The cost of a third runway at Heathrow was originally put at £14 billion in 2016, but this did not include the consequential adjustment and enhancement to surface transport,including putting a section of the M25 Motorway in tunnel. And for such a major construction project, there must be substantial risk that initial cost estimates are pitched too low, to get the proposal committed and underway, after which further cost are likely to be identified – as has been the HS2 experience.

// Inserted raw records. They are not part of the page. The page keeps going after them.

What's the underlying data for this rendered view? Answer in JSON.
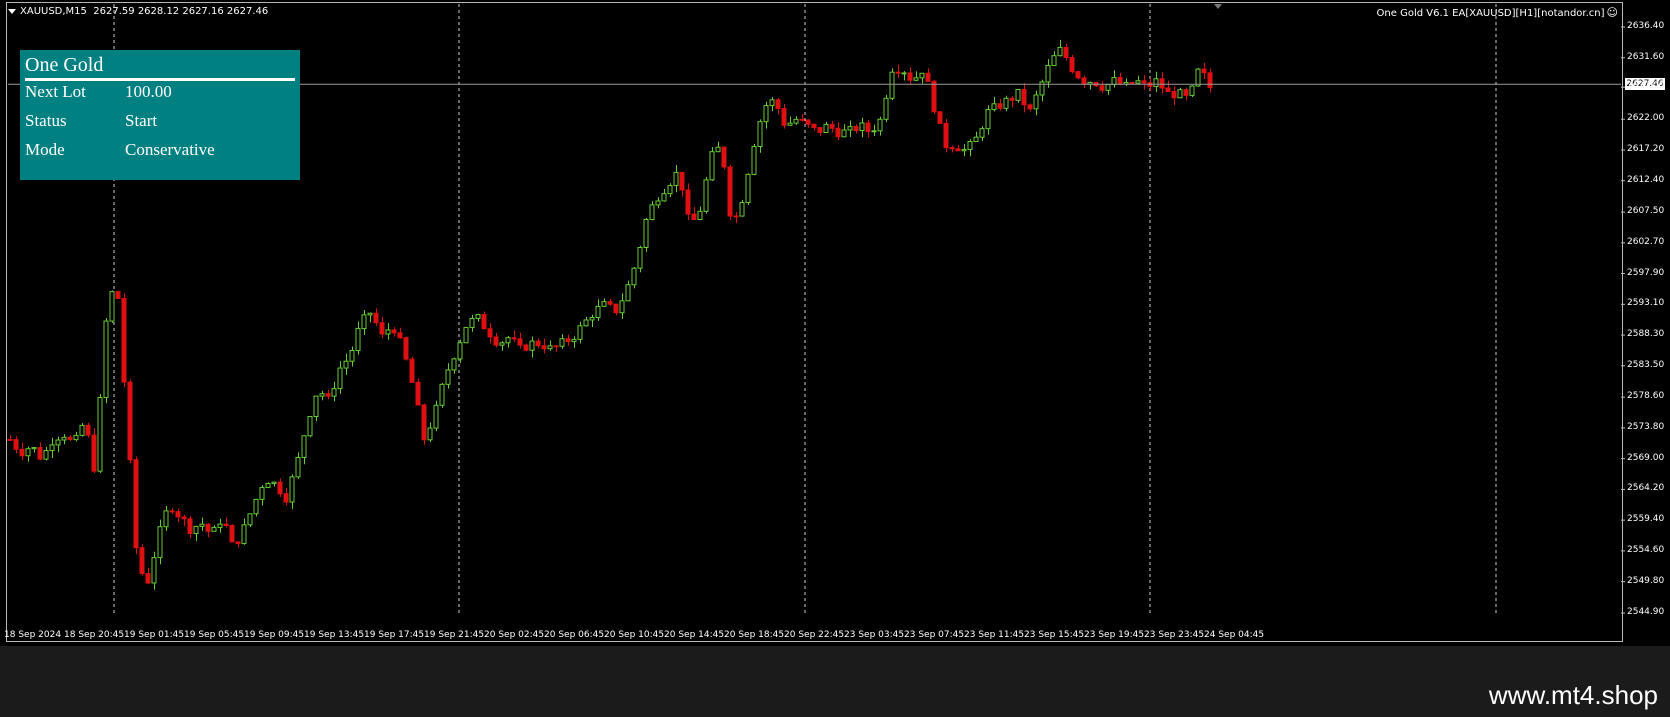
{
  "window": {
    "symbol_timeframe": "XAUUSD,M15",
    "ohlc": "2627.59 2628.12 2627.16 2627.46",
    "ea_label": "One Gold V6.1 EA[XAUUSD][H1][notandor.cn]",
    "ea_smile_icon": "smiley-icon"
  },
  "info_panel": {
    "title": "One Gold",
    "rows": [
      {
        "label": "Next Lot",
        "value": "100.00"
      },
      {
        "label": "Status",
        "value": "Start"
      },
      {
        "label": "Mode",
        "value": "Conservative"
      }
    ]
  },
  "price_axis": {
    "ticks": [
      "2636.40",
      "2631.60",
      "2627.00",
      "2622.00",
      "2617.20",
      "2612.40",
      "2607.50",
      "2602.70",
      "2597.90",
      "2593.10",
      "2588.30",
      "2583.50",
      "2578.60",
      "2573.80",
      "2569.00",
      "2564.20",
      "2559.40",
      "2554.60",
      "2549.80",
      "2544.90"
    ],
    "current_price": "2627.46"
  },
  "time_axis": {
    "ticks": [
      "18 Sep 2024",
      "18 Sep 20:45",
      "19 Sep 01:45",
      "19 Sep 05:45",
      "19 Sep 09:45",
      "19 Sep 13:45",
      "19 Sep 17:45",
      "19 Sep 21:45",
      "20 Sep 02:45",
      "20 Sep 06:45",
      "20 Sep 10:45",
      "20 Sep 14:45",
      "20 Sep 18:45",
      "20 Sep 22:45",
      "23 Sep 03:45",
      "23 Sep 07:45",
      "23 Sep 11:45",
      "23 Sep 15:45",
      "23 Sep 19:45",
      "23 Sep 23:45",
      "24 Sep 04:45"
    ]
  },
  "colors": {
    "background": "#000000",
    "bull": "#66cc33",
    "bear": "#dd1111",
    "panel": "#008080",
    "grid": "#cccccc"
  },
  "chart_data": {
    "type": "candlestick",
    "symbol": "XAUUSD",
    "timeframe": "M15",
    "ylim": [
      2544.9,
      2636.4
    ],
    "path": [
      2572,
      2570,
      2571,
      2569,
      2572,
      2573,
      2571,
      2575,
      2567,
      2590,
      2598,
      2575,
      2552,
      2550,
      2557,
      2562,
      2560,
      2558,
      2559,
      2557,
      2560,
      2555,
      2558,
      2562,
      2566,
      2565,
      2563,
      2568,
      2575,
      2580,
      2578,
      2583,
      2585,
      2590,
      2592,
      2588,
      2590,
      2586,
      2580,
      2572,
      2576,
      2582,
      2586,
      2590,
      2591,
      2589,
      2587,
      2588,
      2586,
      2587,
      2587,
      2586,
      2587,
      2588,
      2590,
      2592,
      2593,
      2592,
      2595,
      2600,
      2607,
      2610,
      2612,
      2614,
      2605,
      2608,
      2616,
      2618,
      2605,
      2610,
      2618,
      2624,
      2625,
      2621,
      2622,
      2621,
      2620,
      2621,
      2620,
      2620,
      2621,
      2620,
      2622,
      2630,
      2630,
      2628,
      2630,
      2624,
      2618,
      2618,
      2617,
      2619,
      2623,
      2624,
      2625,
      2626,
      2623,
      2627,
      2631,
      2633,
      2630,
      2628,
      2628,
      2627,
      2628,
      2627,
      2628,
      2627,
      2628,
      2626,
      2626,
      2625,
      2630,
      2627
    ]
  }
}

Accordingly, the owners will doubtless want reassurance that this expenditure can be recovered in higher passenger charges. But the airlines would be likely to oppose this since it would make their investment in Heathrow routes less competitive. BA would also oppose because expansion would be likely to lessen its dominance and pricing power at Heathrow. Under present arrangements, the CAA would need to adjudicate.

Also lying in wait on the critical path will be the updated Airports National Policy Statement, the government’s decision on implementing the Seventh Carbon Budget, and a planning inquiry into the detailed proposal for Heathrow expansion. For all the government’s talk about speeding up the planning process, with new legislation recently introduced to achieve this, the outcome of this particular scheme seems exceptionally uncertain.

From the point of view of both economic and climate policy, the case for a third runway at Heathrow looks highly unconvincing. And the commercial viability seems decidedly problematic. It is therefore good that some proper scrutiny is now going to be given by the House of Commons Environmental Audit Committee, which has launched a new inquiry to examine whether expansion of airport capacity can be achieved in line with climate and environment goals.

This blog post is the basis for an article in Local Transport Today, 1 May 2025.